It seems troublesome to have the child join in some work .. the way it
usually goes for me is that a dwarf is loafing around and then he
decides "WELP. Time to make that sword that was ordered a week ago!"
and he goes there and gets it done in no time at all. To think that a
child would find interest and run there to help him right at that
moment seems a bit weak ..
Children as they are kind of boring and useless. Migrants are simply
better. I wholeheartedly agree that it would be nice if this was
changed to balance things out somehow. However; I'd really rather not
see a system that requires a lot of micromanagement and/or doesn't add
any Fun(tm) to the game.
Aspgren brings up an extremely important point as well; if it's all
just on-the-fly random, kids are unlikely to be in the right place at
the right time. The basic 'random assistant' idea, though tempting on
first glance, won't work.
Thus, I think
Mentoring and Apprenticeship is the way to go.
Major benefits:- Improved usefulness of Children
- Adds depth to the complexity of the game without requiring extensive
micromanagement (in fact, you can ignore it if you choose)
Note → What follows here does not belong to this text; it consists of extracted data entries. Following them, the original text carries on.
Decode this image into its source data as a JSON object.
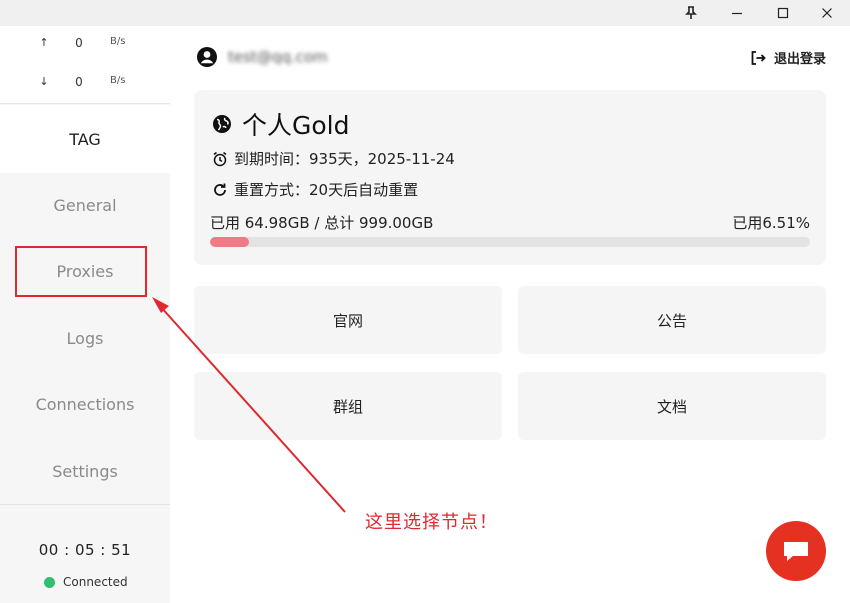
{
  "sidebar": {
    "upload": {
      "arrow": "↑",
      "value": "0",
      "unit": "B/s"
    },
    "download": {
      "arrow": "↓",
      "value": "0",
      "unit": "B/s"
    },
    "tag": "TAG",
    "nav": [
      {
        "label": "General"
      },
      {
        "label": "Proxies"
      },
      {
        "label": "Logs"
      },
      {
        "label": "Connections"
      },
      {
        "label": "Settings"
      }
    ],
    "timer": "00 : 05 : 51",
    "status": "Connected",
    "status_color": "#2fbf71"
  },
  "account": {
    "email": "test@qq.com",
    "logout_label": "退出登录"
  },
  "plan": {
    "name": "个人Gold",
    "expiry": "到期时间：935天，2025-11-24",
    "reset": "重置方式：20天后自动重置",
    "usage": "已用 64.98GB  /  总计 999.00GB",
    "percent_label": "已用6.51%",
    "used_fraction": 0.0651
  },
  "tiles": [
    "官网",
    "公告",
    "群组",
    "文档"
  ],
  "annotation": {
    "note": "这里选择节点！",
    "color": "#e0282e"
  },
  "colors": {
    "accent": "#e53122",
    "progress": "#f07a86"
  },
  "icons": [
    "pin-icon",
    "minimize-icon",
    "maximize-icon",
    "close-icon",
    "user-icon",
    "logout-icon",
    "globe-icon",
    "alarm-clock-icon",
    "refresh-icon",
    "chat-icon"
  ]
}
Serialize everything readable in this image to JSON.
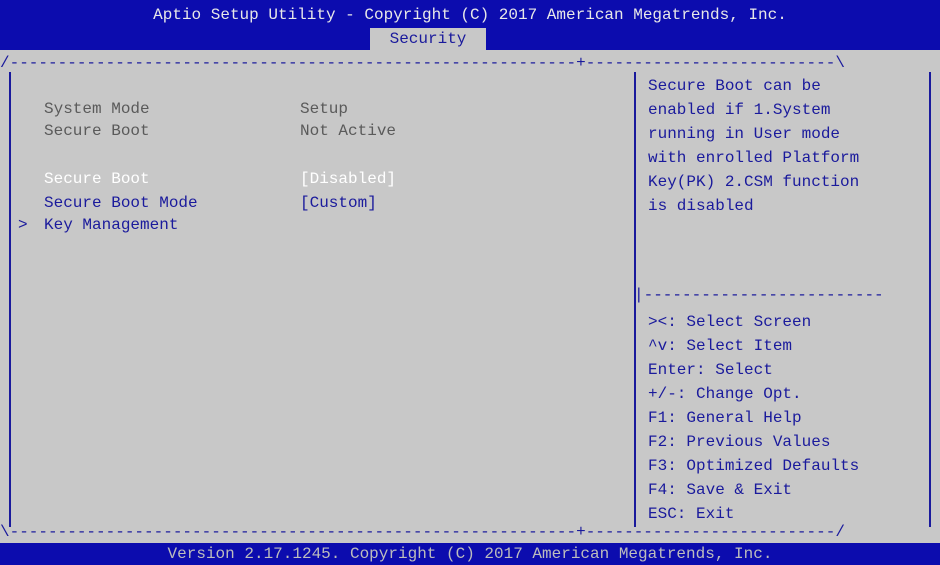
{
  "header": {
    "title": "Aptio Setup Utility - Copyright (C) 2017 American Megatrends, Inc.",
    "active_tab": "Security"
  },
  "border": {
    "top": "/-----------------------------------------------------------+--------------------------\\",
    "middle": "|-------------------------",
    "bottom": "\\-----------------------------------------------------------+--------------------------/"
  },
  "settings": [
    {
      "label": "System Mode",
      "value": "Setup",
      "state": "readonly"
    },
    {
      "label": "Secure Boot",
      "value": "Not Active",
      "state": "readonly"
    },
    {
      "label": "Secure Boot",
      "value": "[Disabled]",
      "state": "selected"
    },
    {
      "label": "Secure Boot Mode",
      "value": "[Custom]",
      "state": "editable"
    },
    {
      "label": "Key Management",
      "value": "",
      "state": "submenu",
      "marker": ">"
    }
  ],
  "help_text": [
    "Secure Boot can be",
    "enabled if 1.System",
    "running in User mode",
    "with enrolled Platform",
    "Key(PK) 2.CSM function",
    "is disabled"
  ],
  "key_help": [
    "><: Select Screen",
    "^v: Select Item",
    "Enter: Select",
    "+/-: Change Opt.",
    "F1: General Help",
    "F2: Previous Values",
    "F3: Optimized Defaults",
    "F4: Save & Exit",
    "ESC: Exit"
  ],
  "footer": {
    "version": "Version 2.17.1245. Copyright (C) 2017 American Megatrends, Inc."
  },
  "colors": {
    "background": "#c8c8c8",
    "header_bar": "#0c0cae",
    "text": "#1a1a9c",
    "selected_text": "#ffffff",
    "muted_text": "#5a5a5a"
  }
}
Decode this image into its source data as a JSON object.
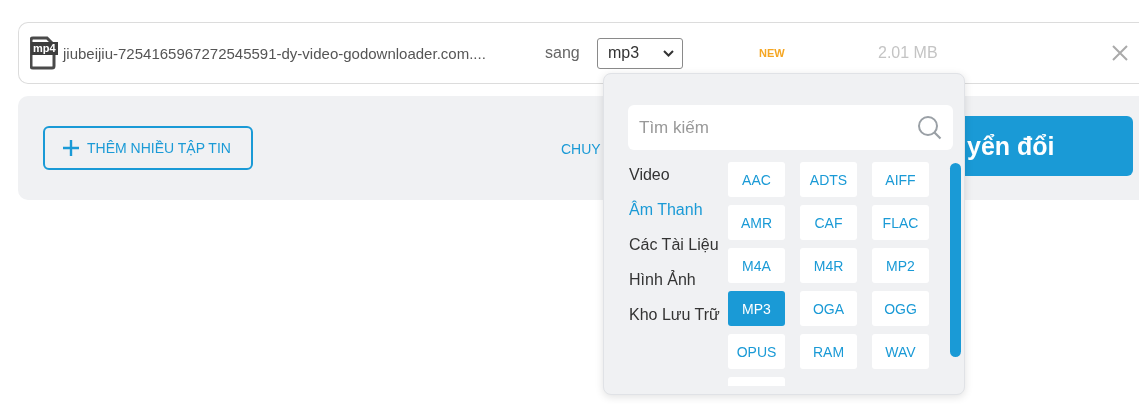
{
  "file": {
    "format_badge": "mp4",
    "name": "jiubeijiu-7254165967272545591-dy-video-godownloader.com....",
    "to_label": "sang",
    "target_format": "mp3",
    "badge": "NEW",
    "size": "2.01 MB"
  },
  "actions": {
    "add_files_button": "THÊM NHIỀU TẬP TIN",
    "convert_all_link": "CHUY",
    "convert_button": "yển đổi"
  },
  "format_menu": {
    "search": {
      "placeholder": "Tìm kiếm"
    },
    "categories": [
      {
        "label": "Video",
        "selected": false
      },
      {
        "label": "Âm Thanh",
        "selected": true
      },
      {
        "label": "Các Tài Liệu",
        "selected": false
      },
      {
        "label": "Hình Ảnh",
        "selected": false
      },
      {
        "label": "Kho Lưu Trữ",
        "selected": false
      }
    ],
    "formats": [
      {
        "label": "AAC",
        "selected": false
      },
      {
        "label": "ADTS",
        "selected": false
      },
      {
        "label": "AIFF",
        "selected": false
      },
      {
        "label": "AMR",
        "selected": false
      },
      {
        "label": "CAF",
        "selected": false
      },
      {
        "label": "FLAC",
        "selected": false
      },
      {
        "label": "M4A",
        "selected": false
      },
      {
        "label": "M4R",
        "selected": false
      },
      {
        "label": "MP2",
        "selected": false
      },
      {
        "label": "MP3",
        "selected": true
      },
      {
        "label": "OGA",
        "selected": false
      },
      {
        "label": "OGG",
        "selected": false
      },
      {
        "label": "OPUS",
        "selected": false
      },
      {
        "label": "RAM",
        "selected": false
      },
      {
        "label": "WAV",
        "selected": false
      }
    ]
  }
}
- Adds depth to the social structure of the fortress, and makes things
a little more immersive
Major drawbacks:- The only thing I can think of is that it might take a little more
CPU power... however adding an init option to disable the system
completely resolves that easily.
Details:Children automagically choose (similar to cats adopting owners) an
adult dwarf as a Mentor based on a congruence between their stats and
the profession of the adult.
Children can only have one Mentor. Adults have a cap on the number of
Apprentices they can have.
The Player should have access to a very basic scheduling system
similar to the military schedules, that controls when kids go to
school (more on this later), when they shadow their Mentor, and when
they have free time. Everything else is hands-off.
Children, when scheduled to shadow, follow their Mentor around and
help them with any tasks they do for the most part. Based on either
stats, or whatever else, they might run off sometimes to eat or drink
or sleep... but usually they hover near their Mentor and help them
wish tasks. Helping makes tasks faster, and the child gains skill in those tasks.
I also envision their learning being goverened by the Mentors teaching skill, and the apprentices learning skill. Scarily enough, that almost makes some kind of sense!
This is where school comes in. Schools could be rooms... maybe assigned from a table like offices and dining rooms... require chairs and tables (desks) and whatever else. Children scheduled for schooling will mill about at the school like a meeting room, and slowly train up their learning skill.
I think a lot more depth can be added fairly easily... Shadowing and Schooling can have strong negative happiness, which forces players to schedule at least some free time.
If I steal one of the earlier ideas about toys... toys can provide strong hapiness bonuses... thus making enough toys and having them kicking around will make sure you can counter the unhappiness caused by shadowing and schooling.
If you REALLY want to run with this plan, you can make dwarves gain skill extremely slowly if their learning ability is low... but now you start to force the issue with using Mentor and Apprentices, and I don't know if we want to force it. But if you do... well this balances things well. Once a kid passes into adulthood maybe, they gain learning much much slower... so you really want to train up learning early.
I think, in the long run... it's kind of like farming. It's something you have to set up, and it takes a little work... but once you have it going, it more or less takes care if itself. You don't need any real micromanagement, or anything.
Anyway, I'm not sure if this is a good idea or not. It sounds like it might be... but it might not be worth it. I dunno.